|First race||Swiss Grand Prix||Bremgarten||May 18, 1952||Race results|
|Last race||German Grand Prix||Nürburgring||August 3, 1958||Race results|
Peter Collins' initial racing experience came in the post-war 500cc competitions in a Cooper, bought for him by his parents. His break in Formula One came in 1952 (the year he won a nine-hour endurance race at Goodwood in an Aston Martin) when he replaced Stirling Moss in the HWM team, but after two disappointing seasons he moved on, taking drives with Vanwall, Maserati and BRM (his one outing for the last of these ended in a crash during qualifying). Away from F1, he continued to thrive driving for Aston Martin.
In 1956 he was signed by Ferrari on the strength of a superb drive with Moss to win the Targa Florio in Sicily - the move proved inspired - he won back-to-back races in Belgium and France. He was poised to secure the drivers' title when he handed over his car to Juan Manuel Fangio during the Italian GP and the car then suffered mechanical failure. Collins finished the season in third. While disappointed, the gesture in handing the vehicle to Fangio won him tremendous praise in Italy. Enzo Ferrari was so grateful that his relationship with Collins thereafter was described as being akin to that of a father and son.
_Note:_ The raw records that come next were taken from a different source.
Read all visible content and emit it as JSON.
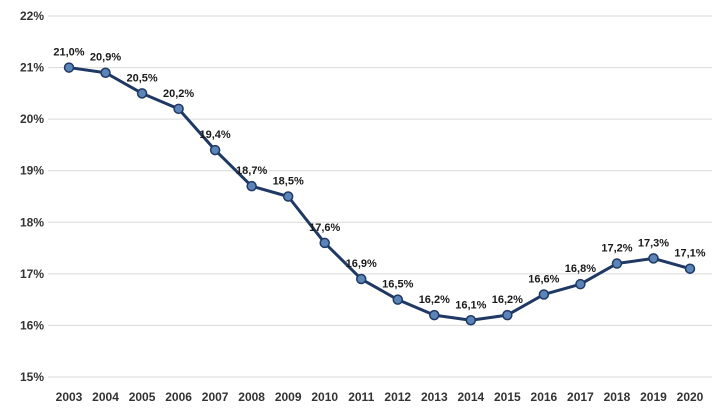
{
  "chart_data": {
    "type": "line",
    "title": "",
    "xlabel": "",
    "ylabel": "",
    "categories": [
      "2003",
      "2004",
      "2005",
      "2006",
      "2007",
      "2008",
      "2009",
      "2010",
      "2011",
      "2012",
      "2013",
      "2014",
      "2015",
      "2016",
      "2017",
      "2018",
      "2019",
      "2020"
    ],
    "values": [
      21.0,
      20.9,
      20.5,
      20.2,
      19.4,
      18.7,
      18.5,
      17.6,
      16.9,
      16.5,
      16.2,
      16.1,
      16.2,
      16.6,
      16.8,
      17.2,
      17.3,
      17.1
    ],
    "point_labels": [
      "21,0%",
      "20,9%",
      "20,5%",
      "20,2%",
      "19,4%",
      "18,7%",
      "18,5%",
      "17,6%",
      "16,9%",
      "16,5%",
      "16,2%",
      "16,1%",
      "16,2%",
      "16,6%",
      "16,8%",
      "17,2%",
      "17,3%",
      "17,1%"
    ],
    "ylim": [
      15,
      22
    ],
    "y_ticks": [
      {
        "value": 22,
        "label": "22%"
      },
      {
        "value": 21,
        "label": "21%"
      },
      {
        "value": 20,
        "label": "20%"
      },
      {
        "value": 19,
        "label": "19%"
      },
      {
        "value": 18,
        "label": "18%"
      },
      {
        "value": 17,
        "label": "17%"
      },
      {
        "value": 16,
        "label": "16%"
      },
      {
        "value": 15,
        "label": "15%"
      }
    ],
    "grid": true,
    "legend": false,
    "colors": {
      "line": "#1F3864",
      "marker_fill": "#5B84B9",
      "marker_stroke": "#1F3864",
      "grid": "#D9D9D9",
      "data_label_text": "#1A1A1A",
      "axis_text": "#333333",
      "background": "#FFFFFF"
    }
  }
}
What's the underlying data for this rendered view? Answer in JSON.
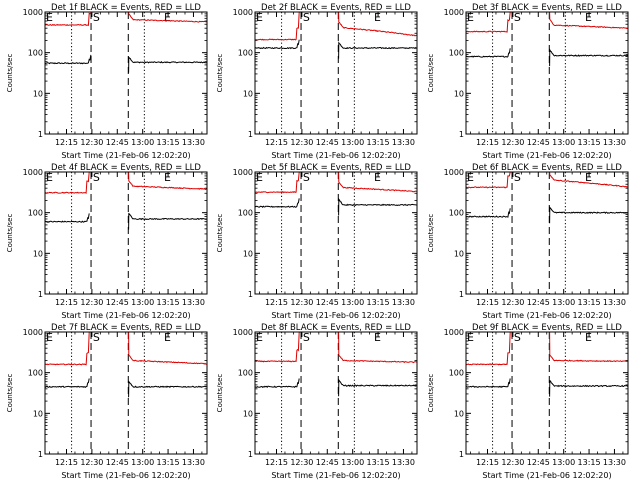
{
  "chart_data": {
    "type": "line",
    "layout": "3x3 grid of small multiples",
    "ylabel": "Counts/sec",
    "xlabel": "Start Time (21-Feb-06 12:02:20)",
    "yscale": "log",
    "ylim": [
      1,
      1000
    ],
    "y_ticks": [
      "1",
      "10",
      "100",
      "1000"
    ],
    "x_ticks": [
      "12:15",
      "12:30",
      "12:45",
      "13:00",
      "13:15",
      "13:30"
    ],
    "x_unit": "minutes after 12:00",
    "xlim": [
      2.3,
      98
    ],
    "dotted_lines_x": [
      18,
      61
    ],
    "dashed_lines_x": [
      29.5,
      51.5
    ],
    "markers": [
      {
        "text": "E",
        "x": 2.3
      },
      {
        "text": "S",
        "x": 30
      },
      {
        "text": "E",
        "x": 72
      }
    ],
    "colors": {
      "events": "#000000",
      "lld": "#dd0000"
    },
    "panels": [
      {
        "title": "Det 1f BLACK = Events, RED = LLD",
        "series": [
          {
            "name": "Events",
            "color": "black",
            "pre": 55,
            "post": 58,
            "last_x": 29
          },
          {
            "name": "LLD",
            "color": "red",
            "pre": 480,
            "post": 650,
            "end": 570,
            "last_x": 29.5
          }
        ]
      },
      {
        "title": "Det 2f BLACK = Events, RED = LLD",
        "series": [
          {
            "name": "Events",
            "color": "black",
            "pre": 130,
            "post": 130,
            "last_x": 28
          },
          {
            "name": "LLD",
            "color": "red",
            "pre": 210,
            "post": 420,
            "end": 260,
            "last_x": 28
          }
        ]
      },
      {
        "title": "Det 3f BLACK = Events, RED = LLD",
        "series": [
          {
            "name": "Events",
            "color": "black",
            "pre": 80,
            "post": 85,
            "last_x": 28
          },
          {
            "name": "LLD",
            "color": "red",
            "pre": 330,
            "post": 480,
            "end": 400,
            "last_x": 28
          }
        ]
      },
      {
        "title": "Det 4f BLACK = Events, RED = LLD",
        "series": [
          {
            "name": "Events",
            "color": "black",
            "pre": 60,
            "post": 70,
            "last_x": 28
          },
          {
            "name": "LLD",
            "color": "red",
            "pre": 310,
            "post": 450,
            "end": 380,
            "last_x": 28
          }
        ]
      },
      {
        "title": "Det 5f BLACK = Events, RED = LLD",
        "series": [
          {
            "name": "Events",
            "color": "black",
            "pre": 140,
            "post": 155,
            "last_x": 28
          },
          {
            "name": "LLD",
            "color": "red",
            "pre": 320,
            "post": 420,
            "end": 330,
            "last_x": 28
          }
        ]
      },
      {
        "title": "Det 6f BLACK = Events, RED = LLD",
        "series": [
          {
            "name": "Events",
            "color": "black",
            "pre": 80,
            "post": 100,
            "last_x": 28
          },
          {
            "name": "LLD",
            "color": "red",
            "pre": 420,
            "post": 640,
            "end": 430,
            "last_x": 28
          }
        ]
      },
      {
        "title": "Det 7f BLACK = Events, RED = LLD",
        "series": [
          {
            "name": "Events",
            "color": "black",
            "pre": 45,
            "post": 45,
            "last_x": 28
          },
          {
            "name": "LLD",
            "color": "red",
            "pre": 160,
            "post": 200,
            "end": 165,
            "last_x": 28
          }
        ]
      },
      {
        "title": "Det 8f BLACK = Events, RED = LLD",
        "series": [
          {
            "name": "Events",
            "color": "black",
            "pre": 45,
            "post": 48,
            "last_x": 28
          },
          {
            "name": "LLD",
            "color": "red",
            "pre": 190,
            "post": 200,
            "end": 180,
            "last_x": 28
          }
        ]
      },
      {
        "title": "Det 9f BLACK = Events, RED = LLD",
        "series": [
          {
            "name": "Events",
            "color": "black",
            "pre": 45,
            "post": 47,
            "last_x": 28
          },
          {
            "name": "LLD",
            "color": "red",
            "pre": 160,
            "post": 200,
            "end": 190,
            "last_x": 28
          }
        ]
      }
    ]
  }
}
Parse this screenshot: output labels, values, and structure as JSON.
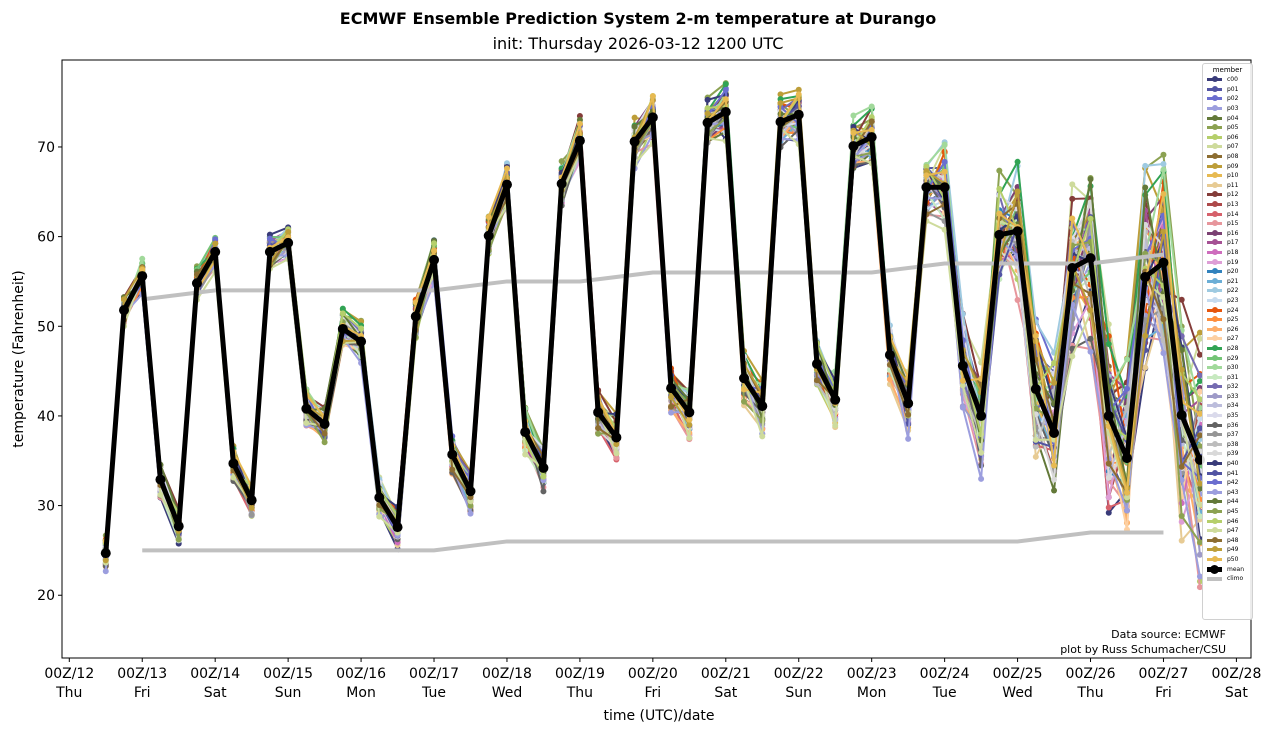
{
  "title": "ECMWF Ensemble Prediction System 2-m temperature at Durango",
  "subtitle": "init: Thursday 2026-03-12 1200 UTC",
  "credits": [
    "Data source: ECMWF",
    "plot by Russ Schumacher/CSU"
  ],
  "chart_data": {
    "type": "line",
    "title": "ECMWF Ensemble Prediction System 2-m temperature at Durango",
    "subtitle": "init: Thursday 2026-03-12 1200 UTC",
    "xlabel": "time (UTC)/date",
    "ylabel": "temperature (Fahrenheit)",
    "ylim": [
      13,
      79.7
    ],
    "xlim_days": [
      11.9,
      28.2
    ],
    "yticks": [
      20,
      30,
      40,
      50,
      60,
      70
    ],
    "xticks": [
      {
        "day": 12,
        "label": "00Z/12",
        "dow": "Thu"
      },
      {
        "day": 13,
        "label": "00Z/13",
        "dow": "Fri"
      },
      {
        "day": 14,
        "label": "00Z/14",
        "dow": "Sat"
      },
      {
        "day": 15,
        "label": "00Z/15",
        "dow": "Sun"
      },
      {
        "day": 16,
        "label": "00Z/16",
        "dow": "Mon"
      },
      {
        "day": 17,
        "label": "00Z/17",
        "dow": "Tue"
      },
      {
        "day": 18,
        "label": "00Z/18",
        "dow": "Wed"
      },
      {
        "day": 19,
        "label": "00Z/19",
        "dow": "Thu"
      },
      {
        "day": 20,
        "label": "00Z/20",
        "dow": "Fri"
      },
      {
        "day": 21,
        "label": "00Z/21",
        "dow": "Sat"
      },
      {
        "day": 22,
        "label": "00Z/22",
        "dow": "Sun"
      },
      {
        "day": 23,
        "label": "00Z/23",
        "dow": "Mon"
      },
      {
        "day": 24,
        "label": "00Z/24",
        "dow": "Tue"
      },
      {
        "day": 25,
        "label": "00Z/25",
        "dow": "Wed"
      },
      {
        "day": 26,
        "label": "00Z/26",
        "dow": "Thu"
      },
      {
        "day": 27,
        "label": "00Z/27",
        "dow": "Fri"
      },
      {
        "day": 28,
        "label": "00Z/28",
        "dow": "Sat"
      }
    ],
    "grid": false,
    "legend_title": "member",
    "legend_position": "right",
    "time_start_day": 12.5,
    "time_step_hours": 6,
    "mean": [
      24.7,
      51.8,
      55.6,
      32.9,
      27.7,
      54.8,
      58.3,
      34.7,
      30.6,
      58.3,
      59.3,
      40.8,
      39.1,
      49.7,
      48.3,
      30.9,
      27.6,
      51.1,
      57.4,
      35.7,
      31.6,
      60.1,
      65.8,
      38.2,
      34.2,
      65.9,
      70.7,
      40.4,
      37.6,
      70.6,
      73.3,
      43.1,
      40.4,
      72.7,
      73.9,
      44.2,
      41.1,
      72.8,
      73.6,
      45.8,
      41.8,
      70.1,
      71.1,
      46.8,
      41.4,
      65.5,
      65.5,
      45.6,
      40.0,
      60.2,
      60.6,
      43.0,
      38.1,
      56.5,
      57.6,
      40.0,
      35.3,
      55.5,
      57.1,
      40.1,
      35.1
    ],
    "climo_upper": {
      "days": [
        13,
        14,
        15,
        16,
        17,
        18,
        19,
        20,
        21,
        22,
        23,
        24,
        25,
        26,
        27
      ],
      "values": [
        53,
        54,
        54,
        54,
        54,
        55,
        55,
        56,
        56,
        56,
        56,
        57,
        57,
        57,
        58
      ]
    },
    "climo_lower": {
      "days": [
        13,
        14,
        15,
        16,
        17,
        18,
        19,
        20,
        21,
        22,
        23,
        24,
        25,
        26,
        27
      ],
      "values": [
        25,
        25,
        25,
        25,
        25,
        26,
        26,
        26,
        26,
        26,
        26,
        26,
        26,
        27,
        27
      ]
    },
    "members": [
      {
        "name": "c00",
        "color": "#393b79"
      },
      {
        "name": "p01",
        "color": "#5254a3"
      },
      {
        "name": "p02",
        "color": "#6b6ecf"
      },
      {
        "name": "p03",
        "color": "#9c9ede"
      },
      {
        "name": "p04",
        "color": "#637939"
      },
      {
        "name": "p05",
        "color": "#8ca252"
      },
      {
        "name": "p06",
        "color": "#b5cf6b"
      },
      {
        "name": "p07",
        "color": "#cedb9c"
      },
      {
        "name": "p08",
        "color": "#8c6d31"
      },
      {
        "name": "p09",
        "color": "#bd9e39"
      },
      {
        "name": "p10",
        "color": "#e7ba52"
      },
      {
        "name": "p11",
        "color": "#e7cb94"
      },
      {
        "name": "p12",
        "color": "#843c39"
      },
      {
        "name": "p13",
        "color": "#ad494a"
      },
      {
        "name": "p14",
        "color": "#d6616b"
      },
      {
        "name": "p15",
        "color": "#e7969c"
      },
      {
        "name": "p16",
        "color": "#7b4173"
      },
      {
        "name": "p17",
        "color": "#a55194"
      },
      {
        "name": "p18",
        "color": "#ce6dbd"
      },
      {
        "name": "p19",
        "color": "#de9ed6"
      },
      {
        "name": "p20",
        "color": "#3182bd"
      },
      {
        "name": "p21",
        "color": "#6baed6"
      },
      {
        "name": "p22",
        "color": "#9ecae1"
      },
      {
        "name": "p23",
        "color": "#c6dbef"
      },
      {
        "name": "p24",
        "color": "#e6550d"
      },
      {
        "name": "p25",
        "color": "#fd8d3c"
      },
      {
        "name": "p26",
        "color": "#fdae6b"
      },
      {
        "name": "p27",
        "color": "#fdd0a2"
      },
      {
        "name": "p28",
        "color": "#31a354"
      },
      {
        "name": "p29",
        "color": "#74c476"
      },
      {
        "name": "p30",
        "color": "#a1d99b"
      },
      {
        "name": "p31",
        "color": "#c7e9c0"
      },
      {
        "name": "p32",
        "color": "#756bb1"
      },
      {
        "name": "p33",
        "color": "#9e9ac8"
      },
      {
        "name": "p34",
        "color": "#bcbddc"
      },
      {
        "name": "p35",
        "color": "#dadaeb"
      },
      {
        "name": "p36",
        "color": "#636363"
      },
      {
        "name": "p37",
        "color": "#969696"
      },
      {
        "name": "p38",
        "color": "#bdbdbd"
      },
      {
        "name": "p39",
        "color": "#d9d9d9"
      },
      {
        "name": "p40",
        "color": "#393b79"
      },
      {
        "name": "p41",
        "color": "#5254a3"
      },
      {
        "name": "p42",
        "color": "#6b6ecf"
      },
      {
        "name": "p43",
        "color": "#9c9ede"
      },
      {
        "name": "p44",
        "color": "#637939"
      },
      {
        "name": "p45",
        "color": "#8ca252"
      },
      {
        "name": "p46",
        "color": "#b5cf6b"
      },
      {
        "name": "p47",
        "color": "#cedb9c"
      },
      {
        "name": "p48",
        "color": "#8c6d31"
      },
      {
        "name": "p49",
        "color": "#bd9e39"
      },
      {
        "name": "p50",
        "color": "#e7ba52"
      }
    ],
    "mean_style": {
      "name": "mean",
      "color": "#000000"
    },
    "climo_style": {
      "name": "climo",
      "color": "#c0c0c0"
    },
    "member_spread_note": "members scatter around the mean; spread grows from ~2F early to ~12F by day 24-27"
  }
}
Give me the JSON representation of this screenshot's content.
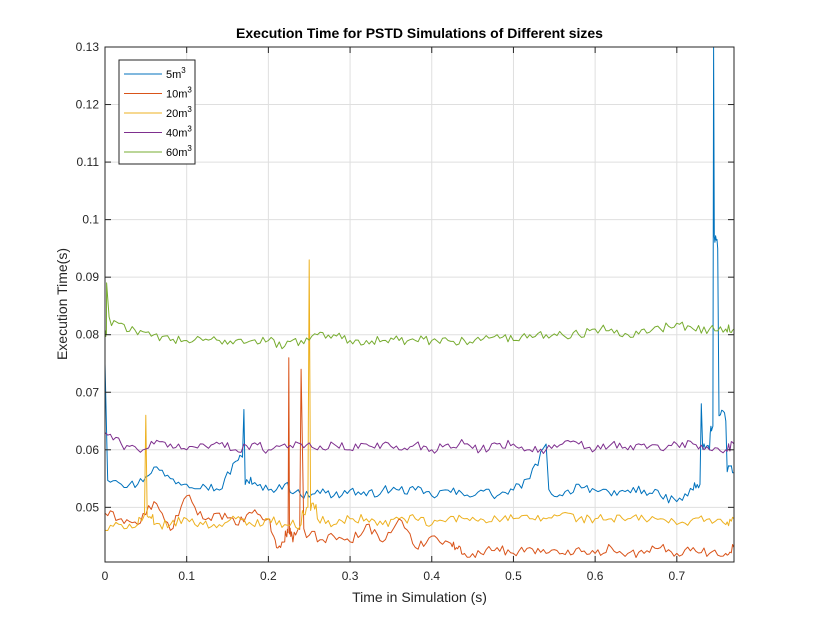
{
  "chart_data": {
    "type": "line",
    "title": "Execution Time for PSTD Simulations of Different sizes",
    "xlabel": "Time in Simulation (s)",
    "ylabel": "Execution Time(s)",
    "xlim": [
      0,
      0.77
    ],
    "ylim": [
      0.0405,
      0.13
    ],
    "xticks": [
      0,
      0.1,
      0.2,
      0.3,
      0.4,
      0.5,
      0.6,
      0.7
    ],
    "xtick_labels": [
      "0",
      "0.1",
      "0.2",
      "0.3",
      "0.4",
      "0.5",
      "0.6",
      "0.7"
    ],
    "yticks": [
      0.05,
      0.06,
      0.07,
      0.08,
      0.09,
      0.1,
      0.11,
      0.12,
      0.13
    ],
    "ytick_labels": [
      "0.05",
      "0.06",
      "0.07",
      "0.08",
      "0.09",
      "0.1",
      "0.11",
      "0.12",
      "0.13"
    ],
    "grid": true,
    "legend_position": "top-left",
    "series": [
      {
        "name": "5m",
        "name_sup": "3",
        "color": "#0072BD",
        "x": [
          0,
          0.02,
          0.04,
          0.06,
          0.08,
          0.1,
          0.12,
          0.14,
          0.16,
          0.17,
          0.18,
          0.2,
          0.22,
          0.24,
          0.26,
          0.28,
          0.3,
          0.32,
          0.34,
          0.36,
          0.38,
          0.4,
          0.42,
          0.44,
          0.46,
          0.48,
          0.5,
          0.52,
          0.54,
          0.56,
          0.58,
          0.6,
          0.62,
          0.64,
          0.66,
          0.68,
          0.7,
          0.72,
          0.73,
          0.74,
          0.745,
          0.75,
          0.76,
          0.77
        ],
        "y": [
          0.075,
          0.054,
          0.054,
          0.057,
          0.055,
          0.054,
          0.054,
          0.053,
          0.058,
          0.067,
          0.054,
          0.053,
          0.054,
          0.052,
          0.053,
          0.052,
          0.053,
          0.052,
          0.053,
          0.053,
          0.053,
          0.052,
          0.053,
          0.052,
          0.053,
          0.052,
          0.053,
          0.055,
          0.061,
          0.052,
          0.054,
          0.053,
          0.052,
          0.053,
          0.053,
          0.052,
          0.051,
          0.053,
          0.068,
          0.06,
          0.13,
          0.095,
          0.065,
          0.056
        ]
      },
      {
        "name": "10m",
        "name_sup": "3",
        "color": "#D95319",
        "x": [
          0,
          0.02,
          0.04,
          0.06,
          0.08,
          0.1,
          0.12,
          0.14,
          0.16,
          0.18,
          0.2,
          0.21,
          0.22,
          0.225,
          0.23,
          0.24,
          0.26,
          0.28,
          0.3,
          0.32,
          0.34,
          0.36,
          0.38,
          0.4,
          0.42,
          0.43,
          0.44,
          0.46,
          0.48,
          0.5,
          0.52,
          0.54,
          0.56,
          0.58,
          0.6,
          0.62,
          0.64,
          0.66,
          0.68,
          0.7,
          0.72,
          0.74,
          0.76,
          0.77
        ],
        "y": [
          0.049,
          0.048,
          0.047,
          0.051,
          0.046,
          0.052,
          0.048,
          0.049,
          0.047,
          0.049,
          0.048,
          0.043,
          0.044,
          0.076,
          0.044,
          0.074,
          0.044,
          0.045,
          0.044,
          0.047,
          0.044,
          0.048,
          0.043,
          0.045,
          0.044,
          0.043,
          0.042,
          0.042,
          0.043,
          0.042,
          0.043,
          0.042,
          0.042,
          0.043,
          0.042,
          0.043,
          0.042,
          0.042,
          0.043,
          0.042,
          0.043,
          0.042,
          0.042,
          0.043
        ]
      },
      {
        "name": "20m",
        "name_sup": "3",
        "color": "#EDB120",
        "x": [
          0,
          0.02,
          0.04,
          0.05,
          0.06,
          0.08,
          0.1,
          0.12,
          0.14,
          0.16,
          0.18,
          0.2,
          0.22,
          0.24,
          0.25,
          0.26,
          0.28,
          0.3,
          0.32,
          0.34,
          0.36,
          0.38,
          0.4,
          0.42,
          0.44,
          0.46,
          0.48,
          0.5,
          0.52,
          0.54,
          0.56,
          0.58,
          0.6,
          0.62,
          0.64,
          0.66,
          0.68,
          0.7,
          0.72,
          0.74,
          0.76,
          0.77
        ],
        "y": [
          0.046,
          0.047,
          0.047,
          0.066,
          0.047,
          0.047,
          0.048,
          0.047,
          0.047,
          0.048,
          0.047,
          0.048,
          0.047,
          0.047,
          0.093,
          0.048,
          0.047,
          0.048,
          0.048,
          0.047,
          0.048,
          0.048,
          0.047,
          0.048,
          0.048,
          0.048,
          0.048,
          0.048,
          0.048,
          0.048,
          0.049,
          0.048,
          0.048,
          0.048,
          0.048,
          0.048,
          0.048,
          0.047,
          0.048,
          0.048,
          0.047,
          0.048
        ]
      },
      {
        "name": "40m",
        "name_sup": "3",
        "color": "#7E2F8E",
        "x": [
          0,
          0.02,
          0.04,
          0.06,
          0.08,
          0.1,
          0.12,
          0.14,
          0.16,
          0.18,
          0.2,
          0.22,
          0.24,
          0.26,
          0.28,
          0.3,
          0.32,
          0.34,
          0.36,
          0.38,
          0.4,
          0.42,
          0.44,
          0.46,
          0.48,
          0.5,
          0.52,
          0.54,
          0.56,
          0.58,
          0.6,
          0.62,
          0.64,
          0.66,
          0.68,
          0.7,
          0.72,
          0.74,
          0.76,
          0.77
        ],
        "y": [
          0.063,
          0.061,
          0.06,
          0.061,
          0.061,
          0.06,
          0.061,
          0.061,
          0.06,
          0.061,
          0.06,
          0.061,
          0.061,
          0.06,
          0.061,
          0.06,
          0.061,
          0.061,
          0.06,
          0.061,
          0.06,
          0.061,
          0.061,
          0.06,
          0.061,
          0.061,
          0.06,
          0.06,
          0.061,
          0.061,
          0.06,
          0.061,
          0.06,
          0.061,
          0.06,
          0.061,
          0.061,
          0.06,
          0.06,
          0.061
        ]
      },
      {
        "name": "60m",
        "name_sup": "3",
        "color": "#77AC30",
        "x": [
          0,
          0.002,
          0.02,
          0.04,
          0.06,
          0.08,
          0.1,
          0.12,
          0.14,
          0.16,
          0.18,
          0.2,
          0.22,
          0.24,
          0.26,
          0.28,
          0.3,
          0.32,
          0.34,
          0.36,
          0.38,
          0.4,
          0.42,
          0.44,
          0.46,
          0.48,
          0.5,
          0.52,
          0.54,
          0.56,
          0.58,
          0.6,
          0.62,
          0.64,
          0.66,
          0.68,
          0.7,
          0.72,
          0.74,
          0.76,
          0.77
        ],
        "y": [
          0.08,
          0.089,
          0.082,
          0.08,
          0.08,
          0.079,
          0.079,
          0.079,
          0.079,
          0.079,
          0.079,
          0.079,
          0.078,
          0.079,
          0.08,
          0.08,
          0.079,
          0.079,
          0.079,
          0.079,
          0.079,
          0.079,
          0.079,
          0.079,
          0.079,
          0.08,
          0.079,
          0.08,
          0.08,
          0.08,
          0.08,
          0.081,
          0.081,
          0.08,
          0.081,
          0.081,
          0.082,
          0.081,
          0.081,
          0.081,
          0.081
        ]
      }
    ]
  }
}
In 1957, Mike Hawthorn joined him at Ferrari and the pair bonded immediately both on and off the track. But the car was not as competitive as it had been and two third-place finishes were the highlight of a disappointing season. All that was put right in 1958 when Ferrari introduced the Dino 246, allowing Collins to take his third and final win at the British GP.
That success left him lying third in the drivers' championship, but two weeks later at the German GP Collins was killed when, chasing race leader Tony Brooks, he lost control and his car careered over a bank. He was thrown clear but crashed into a tree and sustained fatal injuries to his head.